Woan Wen shared that she first saw the light 6 years ago in Sculpture Square and was very interested to work something on that. 6 years later, the site is still the same, but the light is not. It changes everyday, every seconds. Even though Woan Wen is not able to controlled the lights in this exhibition like the way she designs theatre lighting, she has planned the experience in 3 movements.

Switch off your mobile phone please. Even if you are there from 10am to 1pm, it is only 3 hours without looking at your phone.

I did not quite understand her 3 movements but I entered the chapel, unconsciously and driven by the environment, created my own first movement – Silence. She opened the door and the first thing she did when she saw us, she whispered the gist of the exhibition to us and gesture where we may stand to see the light. All these made me want to tip-toe and be careful of my foot-steps.


As we were there by noon, the lighting has shifted. The set of glass and glittering materials in the middle of the chapel only have faint shadows on the ground. There were markings on the ground made by Woan Wen indicating the lights position at certain timing. At that instance, I experience the guilt of “taking things for granted” – I have missed the second, I have missed the light. I may have missed my second movement.

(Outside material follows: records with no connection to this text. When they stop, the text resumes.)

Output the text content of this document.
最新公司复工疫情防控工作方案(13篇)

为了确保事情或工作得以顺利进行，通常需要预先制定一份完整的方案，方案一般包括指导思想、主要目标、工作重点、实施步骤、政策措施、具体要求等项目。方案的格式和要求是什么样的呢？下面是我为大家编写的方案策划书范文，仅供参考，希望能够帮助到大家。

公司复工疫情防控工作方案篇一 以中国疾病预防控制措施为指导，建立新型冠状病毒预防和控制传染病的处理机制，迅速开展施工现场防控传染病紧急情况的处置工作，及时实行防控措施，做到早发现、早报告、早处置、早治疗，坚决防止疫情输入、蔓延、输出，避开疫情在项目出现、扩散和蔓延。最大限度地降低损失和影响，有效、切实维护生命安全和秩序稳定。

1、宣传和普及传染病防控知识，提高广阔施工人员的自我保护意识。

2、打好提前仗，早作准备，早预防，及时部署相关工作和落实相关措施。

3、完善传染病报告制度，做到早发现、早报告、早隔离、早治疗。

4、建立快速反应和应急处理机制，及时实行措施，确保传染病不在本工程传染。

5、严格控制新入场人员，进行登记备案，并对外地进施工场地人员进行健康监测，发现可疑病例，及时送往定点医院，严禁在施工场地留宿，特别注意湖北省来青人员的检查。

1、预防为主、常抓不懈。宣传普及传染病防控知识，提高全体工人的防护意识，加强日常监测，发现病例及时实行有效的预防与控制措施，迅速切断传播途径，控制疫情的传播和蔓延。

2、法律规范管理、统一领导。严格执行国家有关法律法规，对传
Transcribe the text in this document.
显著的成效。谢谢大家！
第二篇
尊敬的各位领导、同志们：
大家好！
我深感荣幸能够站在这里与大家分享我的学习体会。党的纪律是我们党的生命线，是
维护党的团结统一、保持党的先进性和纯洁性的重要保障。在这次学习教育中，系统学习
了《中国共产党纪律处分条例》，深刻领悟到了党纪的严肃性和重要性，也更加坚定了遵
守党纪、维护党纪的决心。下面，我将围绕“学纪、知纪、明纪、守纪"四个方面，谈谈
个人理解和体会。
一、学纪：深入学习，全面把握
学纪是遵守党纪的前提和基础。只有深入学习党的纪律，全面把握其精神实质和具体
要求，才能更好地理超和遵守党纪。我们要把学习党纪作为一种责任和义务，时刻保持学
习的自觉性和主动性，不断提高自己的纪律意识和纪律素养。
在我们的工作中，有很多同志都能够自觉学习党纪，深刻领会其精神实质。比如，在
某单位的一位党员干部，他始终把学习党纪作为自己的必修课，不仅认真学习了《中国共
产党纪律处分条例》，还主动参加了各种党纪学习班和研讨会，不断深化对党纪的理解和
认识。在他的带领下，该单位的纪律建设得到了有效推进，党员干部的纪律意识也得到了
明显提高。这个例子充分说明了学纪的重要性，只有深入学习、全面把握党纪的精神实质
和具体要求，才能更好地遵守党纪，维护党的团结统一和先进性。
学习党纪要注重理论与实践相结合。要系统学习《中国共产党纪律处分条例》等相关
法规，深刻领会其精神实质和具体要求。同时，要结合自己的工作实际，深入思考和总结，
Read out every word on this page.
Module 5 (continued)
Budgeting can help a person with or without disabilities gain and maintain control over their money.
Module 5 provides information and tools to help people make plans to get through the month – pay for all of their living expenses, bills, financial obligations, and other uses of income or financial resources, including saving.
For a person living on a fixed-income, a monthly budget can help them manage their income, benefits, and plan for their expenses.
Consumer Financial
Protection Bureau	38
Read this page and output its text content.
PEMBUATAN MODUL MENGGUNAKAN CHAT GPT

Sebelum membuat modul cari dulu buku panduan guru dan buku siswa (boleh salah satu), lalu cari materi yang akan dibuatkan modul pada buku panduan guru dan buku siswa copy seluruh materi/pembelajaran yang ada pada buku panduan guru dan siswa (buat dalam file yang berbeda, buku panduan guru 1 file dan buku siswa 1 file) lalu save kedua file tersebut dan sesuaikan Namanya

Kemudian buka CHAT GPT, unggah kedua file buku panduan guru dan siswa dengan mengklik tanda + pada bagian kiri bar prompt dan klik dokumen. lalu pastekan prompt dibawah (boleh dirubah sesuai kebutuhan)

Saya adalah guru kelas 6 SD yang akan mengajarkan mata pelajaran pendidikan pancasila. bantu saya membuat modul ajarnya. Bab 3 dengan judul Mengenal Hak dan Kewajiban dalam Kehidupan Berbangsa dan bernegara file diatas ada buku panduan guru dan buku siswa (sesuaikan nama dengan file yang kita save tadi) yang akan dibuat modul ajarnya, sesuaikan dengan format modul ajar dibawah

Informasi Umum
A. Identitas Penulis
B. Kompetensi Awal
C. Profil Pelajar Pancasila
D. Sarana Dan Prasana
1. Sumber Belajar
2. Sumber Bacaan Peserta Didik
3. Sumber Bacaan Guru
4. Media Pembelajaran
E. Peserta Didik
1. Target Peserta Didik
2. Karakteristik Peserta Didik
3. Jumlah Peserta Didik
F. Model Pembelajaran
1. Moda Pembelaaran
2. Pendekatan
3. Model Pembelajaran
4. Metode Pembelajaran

We then tip-toed to the back of a white wall and we discovered there were a few people, all eyes fixed onto the wall where more glittering materials were placed. Everyone waited and contemplated in silence. Even breathing was hardly heard. The noise outside the chapel continues; traffic, people talking, etc. Inside the chapel, it is totally a different feel – calm but anticipation for something wonderful. Then the lights dance! In a theatre setting, I would probably have clapped loudly for that, but here, I felt a happy feeling from within myself. Seeing the light (from where I have no idea), reflected onto the objects, and dancing happily on the wall, just makes me smile. Then the seconds passed, and I do not know when I will see that again.


We walked out of the chapel, we felt the bright sunlight onto our skin. The contrast makes me feel that I have just seen the hidden side of this natural light.

Check out Woan Wen’s documentation and thoughts of the whole process and more photos on-site by the artist:


DATE: 16th June 1st July 2012

TIME: 1000 – 1300 (daily)

*Due to the nature of the work, audience are strongly encouraged to stay for the full duration of the installation. Otherwise, a minimum of 90 minutes is recommended.